In the academic year of 2015–16, the Faculty of the Department for Studies of Religions and Spirituality inaugurated its Forum on Religions, Spirituality, and Culture.  The Latin term “forum” originates from a Sanskrit term that means “door,” “gate,” or “passage.”  The Latin term literally refers to “the outside,” the “outdoors,” metaphorically signifying a public place or the marketplace.  In ancient Rome, the term “forum” designated an open space, a public place or courtyard, in which people could gather for discussion of, debate about, and deliberation on important issues, events, or decisions, a marketplace for the exchange of important ideas.

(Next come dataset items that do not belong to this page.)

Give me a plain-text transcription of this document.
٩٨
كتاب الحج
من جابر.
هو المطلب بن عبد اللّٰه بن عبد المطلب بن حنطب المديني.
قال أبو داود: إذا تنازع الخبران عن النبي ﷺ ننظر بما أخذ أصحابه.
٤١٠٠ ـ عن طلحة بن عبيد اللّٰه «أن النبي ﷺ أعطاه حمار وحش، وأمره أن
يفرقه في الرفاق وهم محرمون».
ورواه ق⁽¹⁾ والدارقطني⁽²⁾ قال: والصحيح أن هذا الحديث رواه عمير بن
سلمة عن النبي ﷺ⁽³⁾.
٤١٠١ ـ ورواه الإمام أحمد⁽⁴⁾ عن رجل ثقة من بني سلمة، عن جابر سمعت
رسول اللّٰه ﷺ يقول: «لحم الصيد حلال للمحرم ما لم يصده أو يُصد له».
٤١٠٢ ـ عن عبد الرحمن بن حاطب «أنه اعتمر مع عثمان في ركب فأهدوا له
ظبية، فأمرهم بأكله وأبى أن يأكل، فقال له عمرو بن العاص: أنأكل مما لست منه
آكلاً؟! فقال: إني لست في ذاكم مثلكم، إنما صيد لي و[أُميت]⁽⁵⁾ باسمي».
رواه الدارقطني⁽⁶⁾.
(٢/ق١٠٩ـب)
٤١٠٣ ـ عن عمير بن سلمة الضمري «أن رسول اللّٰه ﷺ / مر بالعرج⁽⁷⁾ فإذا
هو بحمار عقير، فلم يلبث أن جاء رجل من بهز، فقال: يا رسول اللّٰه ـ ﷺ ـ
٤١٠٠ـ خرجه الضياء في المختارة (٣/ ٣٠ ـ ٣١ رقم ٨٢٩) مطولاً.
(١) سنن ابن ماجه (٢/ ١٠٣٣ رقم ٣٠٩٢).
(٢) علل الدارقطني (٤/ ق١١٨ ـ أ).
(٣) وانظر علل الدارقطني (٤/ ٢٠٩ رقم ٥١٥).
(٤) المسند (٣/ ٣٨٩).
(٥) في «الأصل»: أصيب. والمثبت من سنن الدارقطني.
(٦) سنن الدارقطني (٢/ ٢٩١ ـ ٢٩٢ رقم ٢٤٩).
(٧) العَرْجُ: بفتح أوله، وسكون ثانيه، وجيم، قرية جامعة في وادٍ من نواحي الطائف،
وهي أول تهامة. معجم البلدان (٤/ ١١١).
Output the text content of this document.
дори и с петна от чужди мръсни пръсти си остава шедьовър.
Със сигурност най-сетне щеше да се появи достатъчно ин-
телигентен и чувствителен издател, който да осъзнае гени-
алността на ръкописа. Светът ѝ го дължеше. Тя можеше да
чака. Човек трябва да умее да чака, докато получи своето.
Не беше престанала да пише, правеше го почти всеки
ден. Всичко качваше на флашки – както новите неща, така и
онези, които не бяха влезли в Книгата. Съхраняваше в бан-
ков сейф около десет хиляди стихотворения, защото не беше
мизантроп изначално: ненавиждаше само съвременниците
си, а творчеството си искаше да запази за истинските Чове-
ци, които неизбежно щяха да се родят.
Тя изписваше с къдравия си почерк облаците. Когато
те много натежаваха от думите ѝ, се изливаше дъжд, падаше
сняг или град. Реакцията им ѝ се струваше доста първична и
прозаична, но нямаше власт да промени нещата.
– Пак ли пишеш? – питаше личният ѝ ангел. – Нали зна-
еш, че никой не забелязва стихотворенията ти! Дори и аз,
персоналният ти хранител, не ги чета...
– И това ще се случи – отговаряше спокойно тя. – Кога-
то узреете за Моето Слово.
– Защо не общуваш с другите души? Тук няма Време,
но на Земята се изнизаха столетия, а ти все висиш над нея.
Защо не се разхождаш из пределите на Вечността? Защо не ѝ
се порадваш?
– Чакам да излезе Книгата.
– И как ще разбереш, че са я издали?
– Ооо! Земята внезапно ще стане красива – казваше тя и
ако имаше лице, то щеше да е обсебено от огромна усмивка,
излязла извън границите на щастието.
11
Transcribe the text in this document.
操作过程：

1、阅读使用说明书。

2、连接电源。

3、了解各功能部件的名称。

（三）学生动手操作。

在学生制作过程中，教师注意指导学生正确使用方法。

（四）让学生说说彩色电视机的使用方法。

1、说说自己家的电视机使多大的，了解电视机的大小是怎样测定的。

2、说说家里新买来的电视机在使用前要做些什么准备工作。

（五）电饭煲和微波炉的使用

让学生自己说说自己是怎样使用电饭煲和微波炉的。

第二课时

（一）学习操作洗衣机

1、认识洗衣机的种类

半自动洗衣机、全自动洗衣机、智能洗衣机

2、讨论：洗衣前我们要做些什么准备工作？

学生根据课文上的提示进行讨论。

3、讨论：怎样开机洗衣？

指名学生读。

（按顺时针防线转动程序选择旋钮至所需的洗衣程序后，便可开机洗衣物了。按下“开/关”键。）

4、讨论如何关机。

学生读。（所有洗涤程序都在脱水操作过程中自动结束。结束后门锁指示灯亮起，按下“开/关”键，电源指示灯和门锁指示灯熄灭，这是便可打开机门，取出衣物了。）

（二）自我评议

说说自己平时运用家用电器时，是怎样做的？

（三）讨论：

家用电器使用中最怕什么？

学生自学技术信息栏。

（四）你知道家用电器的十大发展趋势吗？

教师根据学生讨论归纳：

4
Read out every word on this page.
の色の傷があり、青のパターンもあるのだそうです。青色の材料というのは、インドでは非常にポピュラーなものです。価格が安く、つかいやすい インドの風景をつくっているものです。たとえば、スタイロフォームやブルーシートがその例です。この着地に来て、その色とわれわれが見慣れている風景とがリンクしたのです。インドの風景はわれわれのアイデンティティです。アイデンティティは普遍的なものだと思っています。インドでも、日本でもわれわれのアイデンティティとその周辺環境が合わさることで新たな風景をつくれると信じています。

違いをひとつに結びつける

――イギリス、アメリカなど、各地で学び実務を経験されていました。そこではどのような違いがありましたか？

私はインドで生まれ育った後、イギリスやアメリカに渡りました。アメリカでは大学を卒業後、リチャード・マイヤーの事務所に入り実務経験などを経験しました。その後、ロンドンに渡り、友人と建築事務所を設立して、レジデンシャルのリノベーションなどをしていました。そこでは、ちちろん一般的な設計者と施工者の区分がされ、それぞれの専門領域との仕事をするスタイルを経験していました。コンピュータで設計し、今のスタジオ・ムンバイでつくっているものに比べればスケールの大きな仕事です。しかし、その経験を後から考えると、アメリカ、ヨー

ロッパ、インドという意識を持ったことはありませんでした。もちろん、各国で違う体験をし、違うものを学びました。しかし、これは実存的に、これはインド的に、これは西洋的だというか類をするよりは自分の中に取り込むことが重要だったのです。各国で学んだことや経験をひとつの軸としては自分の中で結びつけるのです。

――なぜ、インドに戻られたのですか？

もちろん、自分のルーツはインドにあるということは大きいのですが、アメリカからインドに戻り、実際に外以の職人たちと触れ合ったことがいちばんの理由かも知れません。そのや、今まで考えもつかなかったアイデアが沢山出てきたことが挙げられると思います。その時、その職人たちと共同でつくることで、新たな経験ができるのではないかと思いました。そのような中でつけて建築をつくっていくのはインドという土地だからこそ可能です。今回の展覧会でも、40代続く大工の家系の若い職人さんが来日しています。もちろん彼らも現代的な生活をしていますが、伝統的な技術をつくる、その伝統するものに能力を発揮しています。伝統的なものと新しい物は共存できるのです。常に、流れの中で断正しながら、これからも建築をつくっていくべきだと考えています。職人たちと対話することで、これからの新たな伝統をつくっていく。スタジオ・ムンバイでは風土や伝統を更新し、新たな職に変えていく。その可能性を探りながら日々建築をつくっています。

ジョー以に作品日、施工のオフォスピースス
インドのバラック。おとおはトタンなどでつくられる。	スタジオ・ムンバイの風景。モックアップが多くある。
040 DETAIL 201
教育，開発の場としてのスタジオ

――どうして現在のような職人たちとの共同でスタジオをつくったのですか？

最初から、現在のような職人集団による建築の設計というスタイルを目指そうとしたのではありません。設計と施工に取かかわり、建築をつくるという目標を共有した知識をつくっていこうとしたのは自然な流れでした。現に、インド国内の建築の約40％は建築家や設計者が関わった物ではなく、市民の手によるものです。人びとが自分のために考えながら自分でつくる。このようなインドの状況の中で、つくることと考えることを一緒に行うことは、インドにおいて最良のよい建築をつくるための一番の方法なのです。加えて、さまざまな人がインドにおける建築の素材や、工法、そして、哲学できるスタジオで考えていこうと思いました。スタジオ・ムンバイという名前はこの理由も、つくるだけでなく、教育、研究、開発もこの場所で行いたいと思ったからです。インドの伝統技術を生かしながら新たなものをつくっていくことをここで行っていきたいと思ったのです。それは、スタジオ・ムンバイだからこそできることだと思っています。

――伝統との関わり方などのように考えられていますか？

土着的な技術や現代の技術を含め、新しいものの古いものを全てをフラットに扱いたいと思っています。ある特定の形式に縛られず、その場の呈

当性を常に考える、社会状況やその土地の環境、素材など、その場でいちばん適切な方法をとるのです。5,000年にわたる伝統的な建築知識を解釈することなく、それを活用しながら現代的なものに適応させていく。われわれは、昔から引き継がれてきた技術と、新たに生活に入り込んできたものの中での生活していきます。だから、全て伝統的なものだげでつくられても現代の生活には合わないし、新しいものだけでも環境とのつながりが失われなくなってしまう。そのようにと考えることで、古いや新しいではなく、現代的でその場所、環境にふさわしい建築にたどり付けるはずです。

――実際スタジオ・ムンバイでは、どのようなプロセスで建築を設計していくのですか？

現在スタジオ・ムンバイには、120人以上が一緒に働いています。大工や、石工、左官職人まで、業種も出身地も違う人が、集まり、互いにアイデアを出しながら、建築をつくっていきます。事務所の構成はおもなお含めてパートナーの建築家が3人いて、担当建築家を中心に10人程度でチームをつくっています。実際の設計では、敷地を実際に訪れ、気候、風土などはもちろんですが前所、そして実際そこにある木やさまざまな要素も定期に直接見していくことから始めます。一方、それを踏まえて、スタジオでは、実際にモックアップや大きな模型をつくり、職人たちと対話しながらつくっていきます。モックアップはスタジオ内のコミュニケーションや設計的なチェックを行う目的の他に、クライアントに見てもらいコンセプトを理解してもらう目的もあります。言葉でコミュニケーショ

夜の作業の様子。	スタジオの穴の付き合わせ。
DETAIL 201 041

With this Forum, the Faculty in the Department for Studies of Religions and Spirituality aims to provide public opportunities in which to exchange information about important religious or spiritual experiences, phenomena, events, and ideas, offering such reports and research for discussion, debate, and deliberation.  In this venue, members from all major intersecting spheres of the academic community (faculty, staff, and students), as well as both scholars and practitioners of religions and spiritualities outside the community of the College, share and discuss their religious and spiritual experiences, their interests in academic studies of religions and spiritualities, and their research about religions, spiritualities, and cultures with diverse audiences on campus.

The Department of Religion typically holds this Forum several times during both the Fall and Spring semesters of each academic year.  This series of lectures, discussions, and presentations broadly focuses on ways in which religions and spiritualities emerge as expressions of the spiritual dimension of human culture.  The Forum examines instances in which religions and spiritualities, or other religious or spiritual phenomena shape or influence contemporary cultural concerns, on the one hand, and ways in which larger cultures shape or influence religious and spiritual cultural phenomena and concerns, on the other hand.

The Forum has provided public opportunities to consider a wide variety of religious and spiritual phenomena, experiences, events, ideas, and perspectives.